Перед ликом бескрайнего угрожающего безмолвия странны и беспомощно-тревожны голоса перекликающихся над головой Яхмеса стражей, ибо окрик тщится нарушить безмолвие, измерить его глубь, но глохнет, не успев и вылететь изо рта:
— На стра-а-аже-е!
— На стра-а-аже-е-е!
— Слуша-а-а-ай!
— Слуша-а-а-ай!
Вернулся Ойнос. Опять сели за стол. Помолчали, прислушиваясь к перекличке часовых.

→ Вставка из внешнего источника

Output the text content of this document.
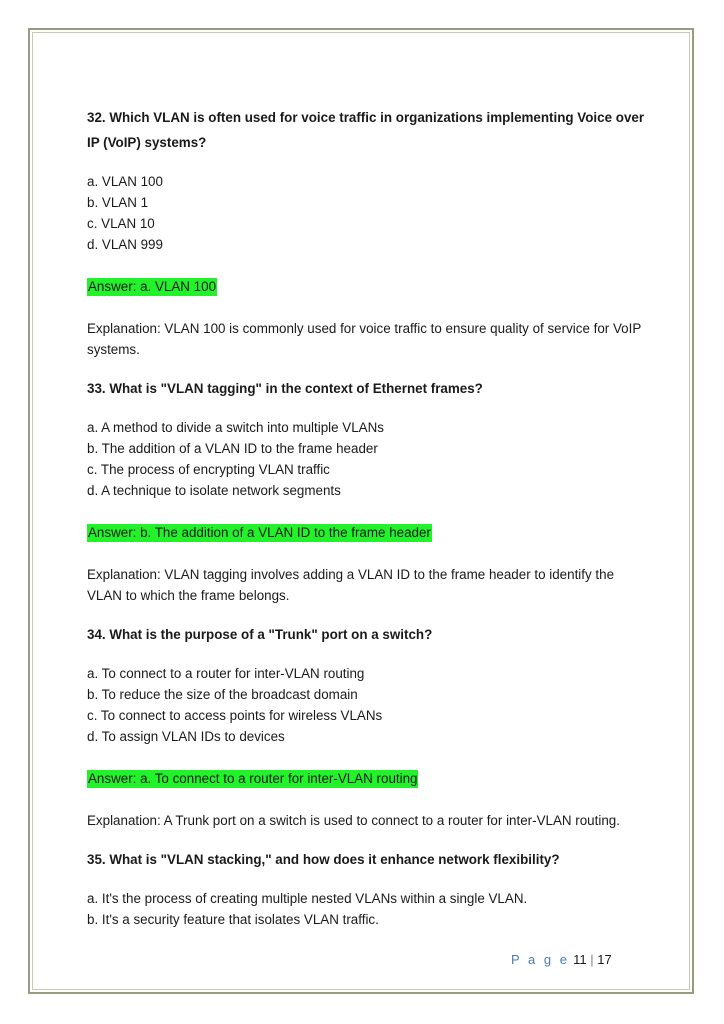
32. Which VLAN is often used for voice traffic in organizations implementing Voice over IP (VoIP) systems?

a. VLAN 100

b. VLAN 1

c. VLAN 10

d. VLAN 999

Answer: a. VLAN 100

Explanation: VLAN 100 is commonly used for voice traffic to ensure quality of service for VoIP systems.

33. What is "VLAN tagging" in the context of Ethernet frames?

a. A method to divide a switch into multiple VLANs

b. The addition of a VLAN ID to the frame header

c. The process of encrypting VLAN traffic

d. A technique to isolate network segments

Answer: b. The addition of a VLAN ID to the frame header

Explanation: VLAN tagging involves adding a VLAN ID to the frame header to identify the VLAN to which the frame belongs.

34. What is the purpose of a "Trunk" port on a switch?

a. To connect to a router for inter-VLAN routing

b. To reduce the size of the broadcast domain

c. To connect to access points for wireless VLANs

d. To assign VLAN IDs to devices

Answer: a. To connect to a router for inter-VLAN routing

Explanation: A Trunk port on a switch is used to connect to a router for inter-VLAN routing.

35. What is "VLAN stacking," and how does it enhance network flexibility?

a. It's the process of creating multiple nested VLANs within a single VLAN.

b. It's a security feature that isolates VLAN traffic.

P a g e 11 | 17
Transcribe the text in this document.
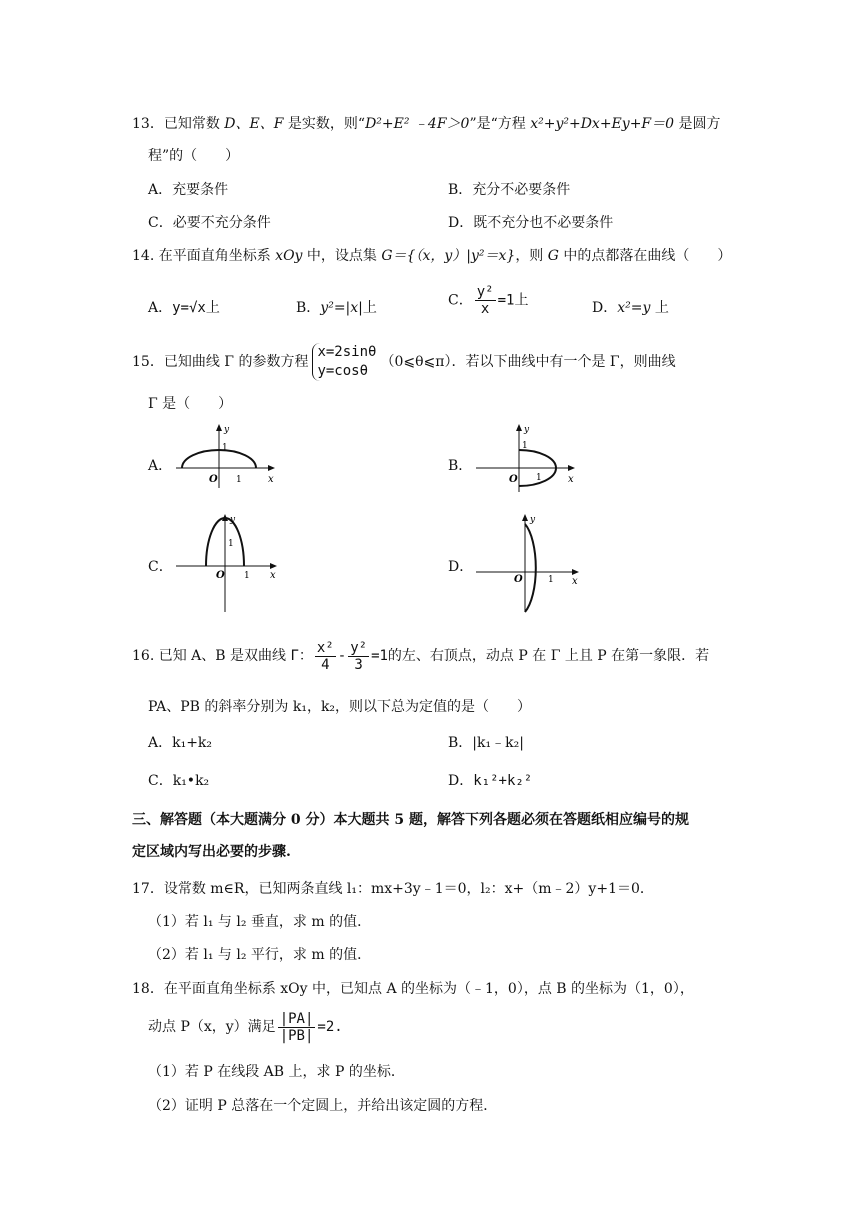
13．已知常数 D、E、F 是实数，则“D²+E² ﹣4F＞0”是“方程 x²+y²+Dx+Ey+F＝0 是圆方
程”的（　　）
A．充要条件	B．充分不必要条件
C．必要不充分条件	D．既不充分也不必要条件
14. 在平面直角坐标系 xOy 中，设点集 G＝{（x，y）|y²＝x}，则 G 中的点都落在曲线（　　）
A．y=√x上	B．y²=|x|上	C． $\frac{\text{y²}}{x} =1$上	D．x²=y 上
15．已知曲线 Γ 的参数方程
x=2sinθ
y=cosθ
（0⩽θ⩽π）．若以下曲线中有一个是 Γ，则曲线
Γ 是（　　）
A．
y
x
O 1
1
B．
y
x
O 1
1
C．
y
x
O 1
1
D．
y
x
O	1
16. 已知 A、B 是双曲线 Γ： $\frac{\text{x²}}{4} - \frac{\text{y²}}{3} =1$的左、右顶点，动点 P 在 Γ 上且 P 在第一象限．若
PA、PB 的斜率分别为 k₁，k₂，则以下总为定值的是（　　）
A．k₁+k₂	B．|k₁﹣k₂|
C．k₁•k₂	D．k₁²+k₂²
三、解答题（本大题满分 0 分）本大题共 5 题，解答下列各题必须在答题纸相应编号的规
定区域内写出必要的步骤.
17．设常数 m∈R，已知两条直线 l₁：mx+3y﹣1＝0，l₂：x+（m﹣2）y+1＝0．
（1）若 l₁ 与 l₂ 垂直，求 m 的值．
（2）若 l₁ 与 l₂ 平行，求 m 的值．
18．在平面直角坐标系 xOy 中，已知点 A 的坐标为（﹣1，0），点 B 的坐标为（1，0），
动点 P（x，y）满足 $\frac{|PA|}{|PB|} =2$.
（1）若 P 在线段 AB 上，求 P 的坐标．
（2）证明 P 总落在一个定圆上，并给出该定圆的方程．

— На этих стенах, — прерывает молчание Ойнос, — заболеваешь странной болезнью. Изводит тяга пространств, уверенность, что стены эти тебя защитят, и в то же время страх, что они рухнут. Не раз бывало, когда трубят зорю, от звуков осыпается глина со стен, а то и слабо закрепленный камень выпадает. Действительно странная болезнь: нет желания от нее избавиться… Понимаешь, дорогой мой Яхмес, мы давно следим за передвижениями Моисея. Это там, в приморской долине, все это кажется легендой или слухами, недостойными внимания. Для нас это реальность, хотя и обретается на грани галлюцинации. Но это уже за счет пекла, влияния мертвых вод и сводящих с ума запахов. Вот почему меня так взволновал твой рассказ. Более того, дорогой Яхмес, с помощью своих разведчиков я давно слежу за передвижениями этого народа, пытаясь понять ход мысли Моисея. Это не блажь, а желание остаться в живых. Так вот, обрати внимание, Моисей увел народ от великих империй и все же держится от них недалеко — география этих мест позволяет такое. Но главное вот что: у оседлых народов, даже сильных, — страх перед пустыней. Тот, кто одолевает этот страх и уходит в пустыню, сливается с нею, получает от нее всю возможную энергию и преимущество — и уже самим этим наводит страх на оседлых. Нам есть что терять. Более того, мы знаем — чем больше мы будем держаться за свое, тем быстрее его потеряем. Но это уже из области психологии. А знаешь ли ты, дорогой Яхмес, почему Моисей ведет свой народ через горы Моава? Он, родившийся в низине, в Дельте, затем пасший стада в плоской пустыне, мечтал прикоснуться к вершинам — именно это гнало его к горам Синая. По ведь и народ его из тех же плоских земель, и с первых дней ухода в пустыню напуган был землей, обещанной ему Богом, — ведь она нависала престолами гор и неба. Вот и решил Моисей показать ее народу с гор Моава лежащей внизу и уже тем самым покорную и сознательно покорившуюся изначально. Таким вот образом, дорогой Яхмес, внутренняя энергия пространства через Моисея может решить судьбу народа, а может, и всего мира.